En todos los viajes se encuentra uno con episodios curiosos, llamativos, y en este caso no podía faltar uno, que se produjo al pie de la escalinata de la mencionada iglesia de Sant Feliu, y que me causó un sentimiento mezclado de sorpresa, rubor y enojo, a partes iguales. Comenzamos a escuchar un creciente ruido de voces, gritos y palmas, en un principio difíciles de catalogar, pero que, poco a poco, fueron creciendo y dando cumplida explicación de su origen. Un grupo de turistas andaluces, aparentemente de la tercera edad, se habían plantado a los pies de la mencionada escalinata y, sin que viniera a cuento, salvo para dejar constancia de su “alegría hispana patriótica e intransferible” se habían puesto a cantar y bailar sevillanas, con gran estruendo de palmas, risas y olés. Ni el momento ni el lugar se prestaban a tales manifestaciones de folclórico regodeo. Pero allí estaban. Manifestando sus convicciones y orgullosos de hacer pública su musical caspa. No me cabe duda de que lo suyo era una clara actitud provocadora, pues estoy convencido que lo de cantar y bailar en la calle, para que no resulte provocador, tiene que venir a cuento. Y aquello no tenía ni pies ni cabeza.

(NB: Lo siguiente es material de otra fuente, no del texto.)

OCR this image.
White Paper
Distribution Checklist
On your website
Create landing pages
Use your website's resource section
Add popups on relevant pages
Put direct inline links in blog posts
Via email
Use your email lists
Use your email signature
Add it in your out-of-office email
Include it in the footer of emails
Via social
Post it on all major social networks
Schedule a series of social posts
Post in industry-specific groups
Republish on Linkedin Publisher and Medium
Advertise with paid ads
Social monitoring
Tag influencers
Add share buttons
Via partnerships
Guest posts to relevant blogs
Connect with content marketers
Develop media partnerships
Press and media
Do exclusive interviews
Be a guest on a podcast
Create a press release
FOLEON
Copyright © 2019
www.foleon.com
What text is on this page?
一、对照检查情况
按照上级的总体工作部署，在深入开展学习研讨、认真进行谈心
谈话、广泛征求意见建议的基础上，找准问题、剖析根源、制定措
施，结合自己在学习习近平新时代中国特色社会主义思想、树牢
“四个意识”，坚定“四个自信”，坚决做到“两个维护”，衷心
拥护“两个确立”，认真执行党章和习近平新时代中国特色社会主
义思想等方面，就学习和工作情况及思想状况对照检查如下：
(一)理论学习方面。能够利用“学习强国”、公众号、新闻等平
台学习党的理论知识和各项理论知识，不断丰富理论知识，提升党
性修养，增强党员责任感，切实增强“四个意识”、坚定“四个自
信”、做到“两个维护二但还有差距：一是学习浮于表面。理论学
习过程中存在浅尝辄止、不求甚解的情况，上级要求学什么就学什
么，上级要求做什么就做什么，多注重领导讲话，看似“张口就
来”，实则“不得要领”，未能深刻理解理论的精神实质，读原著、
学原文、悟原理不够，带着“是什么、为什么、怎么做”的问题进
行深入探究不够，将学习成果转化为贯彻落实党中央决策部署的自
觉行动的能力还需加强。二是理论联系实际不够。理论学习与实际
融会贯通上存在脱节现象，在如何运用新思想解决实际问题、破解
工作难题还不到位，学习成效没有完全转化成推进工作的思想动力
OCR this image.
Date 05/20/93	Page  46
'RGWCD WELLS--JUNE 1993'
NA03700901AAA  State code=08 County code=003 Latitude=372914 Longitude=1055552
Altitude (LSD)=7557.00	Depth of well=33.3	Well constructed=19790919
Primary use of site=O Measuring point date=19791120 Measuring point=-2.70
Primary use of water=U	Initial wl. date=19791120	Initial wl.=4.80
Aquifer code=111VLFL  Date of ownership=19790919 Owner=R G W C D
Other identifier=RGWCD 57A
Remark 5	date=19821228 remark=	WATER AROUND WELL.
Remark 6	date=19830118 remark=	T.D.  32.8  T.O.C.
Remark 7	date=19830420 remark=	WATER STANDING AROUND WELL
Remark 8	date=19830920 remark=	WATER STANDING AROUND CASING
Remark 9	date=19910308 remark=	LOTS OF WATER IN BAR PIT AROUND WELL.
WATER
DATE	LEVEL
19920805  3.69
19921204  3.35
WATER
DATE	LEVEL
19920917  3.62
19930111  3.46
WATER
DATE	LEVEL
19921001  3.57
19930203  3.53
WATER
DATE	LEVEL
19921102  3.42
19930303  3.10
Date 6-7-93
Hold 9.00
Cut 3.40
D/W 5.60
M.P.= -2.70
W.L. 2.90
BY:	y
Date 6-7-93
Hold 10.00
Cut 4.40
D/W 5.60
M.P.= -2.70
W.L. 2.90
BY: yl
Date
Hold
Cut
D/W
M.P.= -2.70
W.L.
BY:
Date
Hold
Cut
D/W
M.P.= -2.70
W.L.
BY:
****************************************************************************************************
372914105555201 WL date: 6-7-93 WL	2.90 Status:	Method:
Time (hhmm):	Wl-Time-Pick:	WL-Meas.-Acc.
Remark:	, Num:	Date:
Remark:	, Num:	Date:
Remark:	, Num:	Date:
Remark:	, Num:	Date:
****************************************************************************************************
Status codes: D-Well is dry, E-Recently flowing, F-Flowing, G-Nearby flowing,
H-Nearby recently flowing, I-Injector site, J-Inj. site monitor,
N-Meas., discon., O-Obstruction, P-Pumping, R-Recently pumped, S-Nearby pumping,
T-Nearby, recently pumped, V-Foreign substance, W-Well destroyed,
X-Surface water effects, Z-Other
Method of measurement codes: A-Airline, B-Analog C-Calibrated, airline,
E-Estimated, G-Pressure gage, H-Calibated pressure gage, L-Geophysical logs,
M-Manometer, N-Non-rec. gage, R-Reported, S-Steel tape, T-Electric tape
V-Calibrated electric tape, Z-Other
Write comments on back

​Dejamos el tercer día de estancia en Barcelona para una visita también largo tiempo aplazada y esperada: la Sagrada Familia, la obra póstuma e inacabada del genial Gaudí, un genio de la arquitectura y un hombre que se sintió sacudido en lo más hondo de su alma por una creciente e incontrolada fiebre religiosa. Dios se lo pagó permitiendo que muriese atropellado por un tranvía. ¡Cosas de la fe! Y es que una cosa es la imagen que todo el mundo conoce de la fachada principal de este templo emblemático de la ciudad. Y otra muy distinta es penetrar en su interior, un espacio para describir cuyo tamaño y dominio de la luz el idioma se nos queda corto de sustantivos y adjetivos. ¡Simplemente apabullante! Y la capacidad que este espacio religioso tiene para sobrecogernos no tiene nada que ver con fe o creencias religiosas; es el resultado del juego de dimensiones impensables, verticalidades imponentes, reflejos inverosímiles, luces que no se sabe de dónde proceden, sugerencias de árboles y bosques que escapan hacia las nubes en las piedras de sus columnas…  ¡Es un espectáculo imponente y turbador! Si tuviera que decir si me sobró algo, diría que solamente unas mil o dos mil personas que me rodearon constantemente con sus cámaras y móviles, tratando de inmortalizar su fugaz paso por un monumentos que, por el contrario, permanecerá allí se supone que durante siglos.
Cerramos nuestra estancia con un tranquilo paso por el bulevar que conduce al maravilloso hospital de Sant Pau, complejo hospitalario que revolucionó el concepto de la atención sanitaria y aportó modernidad, sentido común y gracia arquitectónica a un mundo, el hospitalario, que solía estar dominado por la vulgaridad y la sordidez. De allí, al barrio de Gracia, donde comimos espléndidamente en un restaurante en el que tanto el personal como su cocina resultan modernos, juveniles y divertidos, La Panxa del Bisbe, lugar que recomiendo a aquellos que lean estas líneas y decidan viajar a Barcelona. Cierre de jornada con una copa de despedida en un bar de ambiente bohemio y relajado junto a la Plaza del Diamante, con intensas resonancias literarias, en pleno corazón del barrio de  Gracia. ¡Un viaje corto pero delicioso!
Pedro
29/5/2017 13:37:53

En el viaje disfrute mucho con las visitas y los acompañantes, pero has logrado superar todo con tus comentarios. El encuentro con amigos, la hospitalidad, la visita a la tumba de Machado, la contemplación del interior de la Sagrada Familia....... Todo muy difícil de olvidar. Acabo de leerlo tras unos días muy ocupados y nada menos que me he decidido a escribir. Me va más el teléfono. Enhorabuena.